Caterpillar is part of the American landscape. It's the world's No. 1 maaker of tractors and earth-moving machines, CBS News correspondent Trish Regan reports.
When Panama wants to expand its canal, it turns to Caterpillar. When China wants to mine nickel, it turns to Caterpillar again.
CEO Jim Owens says the company exports $9 billion worth of machines oversea every year. He says it surprises him that Americans think manufacturing is losing out to other countries.
We're not. Last year, America produced $1.79 trillion worth of goods, almost twice as much as second-place Japan.
The key to success in factories like Caterpillar comes down to one thing: A steady growth in worker productivity. In other words, it's not your grandparents' assembly line.

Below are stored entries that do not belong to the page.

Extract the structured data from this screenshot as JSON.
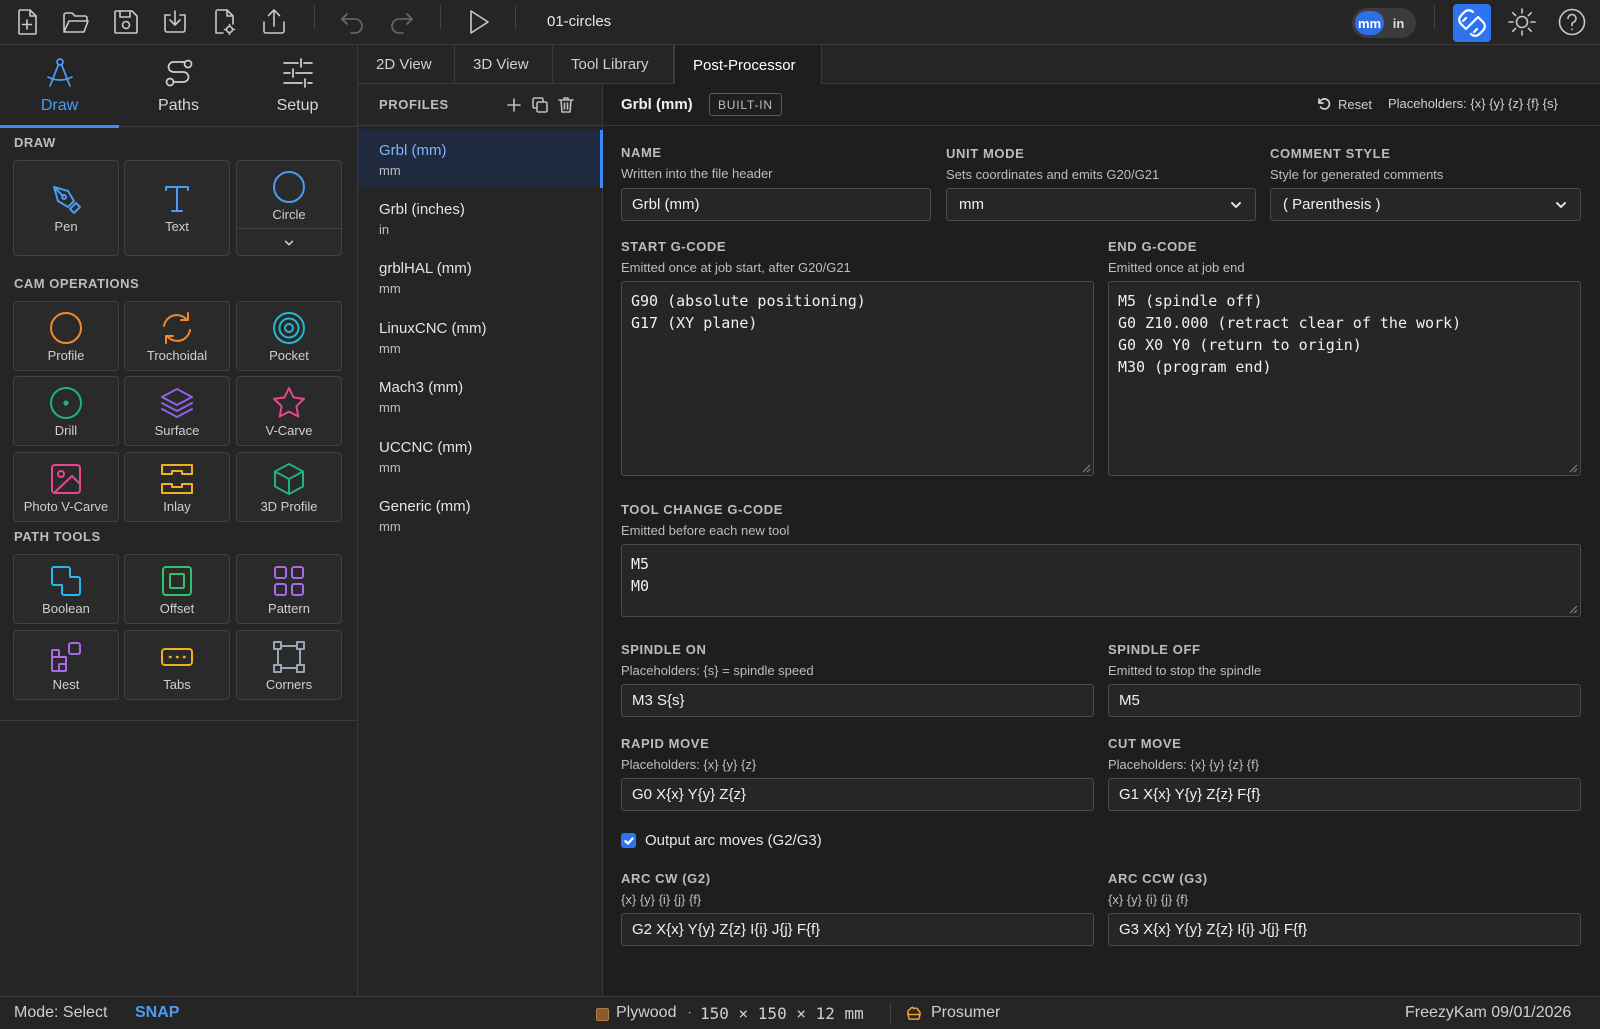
{
  "topbar": {
    "file_name": "01-circles",
    "units": {
      "mm": "mm",
      "in": "in",
      "active": "mm"
    },
    "accent": "#2e74f0"
  },
  "sidebar": {
    "tabs": [
      {
        "label": "Draw",
        "icon": "compass-icon",
        "active": true
      },
      {
        "label": "Paths",
        "icon": "paths-icon"
      },
      {
        "label": "Setup",
        "icon": "sliders-icon"
      }
    ],
    "draw_title": "DRAW",
    "draw_tools": [
      {
        "label": "Pen",
        "icon": "pen-icon"
      },
      {
        "label": "Text",
        "icon": "text-icon"
      },
      {
        "label": "Circle",
        "icon": "circle-icon"
      }
    ],
    "cam_title": "CAM OPERATIONS",
    "cam_tools": [
      {
        "label": "Profile",
        "icon": "profile-icon",
        "color": "#f08a2b"
      },
      {
        "label": "Trochoidal",
        "icon": "trochoidal-icon",
        "color": "#f08a2b"
      },
      {
        "label": "Pocket",
        "icon": "pocket-icon",
        "color": "#22b8cf"
      },
      {
        "label": "Drill",
        "icon": "drill-icon",
        "color": "#20b37a"
      },
      {
        "label": "Surface",
        "icon": "surface-icon",
        "color": "#8f62e8"
      },
      {
        "label": "V-Carve",
        "icon": "star-icon",
        "color": "#e8468e"
      },
      {
        "label": "Photo V-Carve",
        "icon": "photo-icon",
        "color": "#e8468e"
      },
      {
        "label": "Inlay",
        "icon": "inlay-icon",
        "color": "#f0b020"
      },
      {
        "label": "3D Profile",
        "icon": "cube-icon",
        "color": "#20b37a"
      }
    ],
    "path_title": "PATH TOOLS",
    "path_tools": [
      {
        "label": "Boolean",
        "icon": "boolean-icon",
        "color": "#22b8f0"
      },
      {
        "label": "Offset",
        "icon": "offset-icon",
        "color": "#2fc46a"
      },
      {
        "label": "Pattern",
        "icon": "pattern-icon",
        "color": "#a86ae8"
      },
      {
        "label": "Nest",
        "icon": "nest-icon",
        "color": "#a86ae8"
      },
      {
        "label": "Tabs",
        "icon": "tabs-icon",
        "color": "#f0b020"
      },
      {
        "label": "Corners",
        "icon": "corners-icon",
        "color": "#9aa4b8"
      }
    ]
  },
  "main_tabs": [
    "2D View",
    "3D View",
    "Tool Library",
    "Post-Processor"
  ],
  "profiles": {
    "title": "PROFILES",
    "items": [
      {
        "name": "Grbl (mm)",
        "unit": "mm"
      },
      {
        "name": "Grbl (inches)",
        "unit": "in"
      },
      {
        "name": "grblHAL (mm)",
        "unit": "mm"
      },
      {
        "name": "LinuxCNC (mm)",
        "unit": "mm"
      },
      {
        "name": "Mach3 (mm)",
        "unit": "mm"
      },
      {
        "name": "UCCNC (mm)",
        "unit": "mm"
      },
      {
        "name": "Generic (mm)",
        "unit": "mm"
      }
    ]
  },
  "editor": {
    "title": "Grbl (mm)",
    "badge": "BUILT-IN",
    "reset": "Reset",
    "placeholders": "Placeholders: {x} {y} {z} {f} {s}",
    "name": {
      "label": "NAME",
      "help": "Written into the file header",
      "value": "Grbl (mm)"
    },
    "unit_mode": {
      "label": "UNIT MODE",
      "help": "Sets coordinates and emits G20/G21",
      "value": "mm"
    },
    "comment_style": {
      "label": "COMMENT STYLE",
      "help": "Style for generated comments",
      "value": "( Parenthesis )"
    },
    "start": {
      "label": "START G-CODE",
      "help": "Emitted once at job start, after G20/G21",
      "value": "G90 (absolute positioning)\nG17 (XY plane)"
    },
    "end": {
      "label": "END G-CODE",
      "help": "Emitted once at job end",
      "value": "M5 (spindle off)\nG0 Z10.000 (retract clear of the work)\nG0 X0 Y0 (return to origin)\nM30 (program end)"
    },
    "tool_change": {
      "label": "TOOL CHANGE G-CODE",
      "help": "Emitted before each new tool",
      "value": "M5\nM0"
    },
    "spindle_on": {
      "label": "SPINDLE ON",
      "help": "Placeholders: {s} = spindle speed",
      "value": "M3 S{s}"
    },
    "spindle_off": {
      "label": "SPINDLE OFF",
      "help": "Emitted to stop the spindle",
      "value": "M5"
    },
    "rapid": {
      "label": "RAPID MOVE",
      "help": "Placeholders: {x} {y} {z}",
      "value": "G0 X{x} Y{y} Z{z}"
    },
    "cut": {
      "label": "CUT MOVE",
      "help": "Placeholders: {x} {y} {z} {f}",
      "value": "G1 X{x} Y{y} Z{z} F{f}"
    },
    "arcs_checkbox": "Output arc moves (G2/G3)",
    "arc_cw": {
      "label": "ARC CW (G2)",
      "help": "{x} {y} {i} {j} {f}",
      "value": "G2 X{x} Y{y} Z{z} I{i} J{j} F{f}"
    },
    "arc_ccw": {
      "label": "ARC CCW (G3)",
      "help": "{x} {y} {i} {j} {f}",
      "value": "G3 X{x} Y{y} Z{z} I{i} J{j} F{f}"
    }
  },
  "status": {
    "mode": "Mode: Select",
    "snap": "SNAP",
    "material": "Plywood",
    "dims": "150 × 150 × 12 mm",
    "tier": "Prosumer",
    "version": "FreezyKam 09/01/2026"
  }
}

Every year for the last decade, American workers have increased manufacturing productivity by more than 4 percent ... because of employees like Jack Morgenstern. He figured out how to take minutes off parts distribution on Caterpillar's engine line in Peoria, Ill.
"I would say there's at least 25 to 30 parts at each assembly station. So my idea was to coordinate them in the kits where the first assembler would not have to reach for anything. They could take them off the top," Morgenstern explains.
Those saved minutes added up to two more engines a day.
"We're more competitive with our manufacturing in the United States than we were 15 or 20 years ago because we've broken through a lot of those hurdles where people had tightly defined jobs and didn't work together," Owens says.
Caterpillar's products are the No. 1 or No. 2 best sellers on every continent, proving that "Made in the USA" a very valuable label.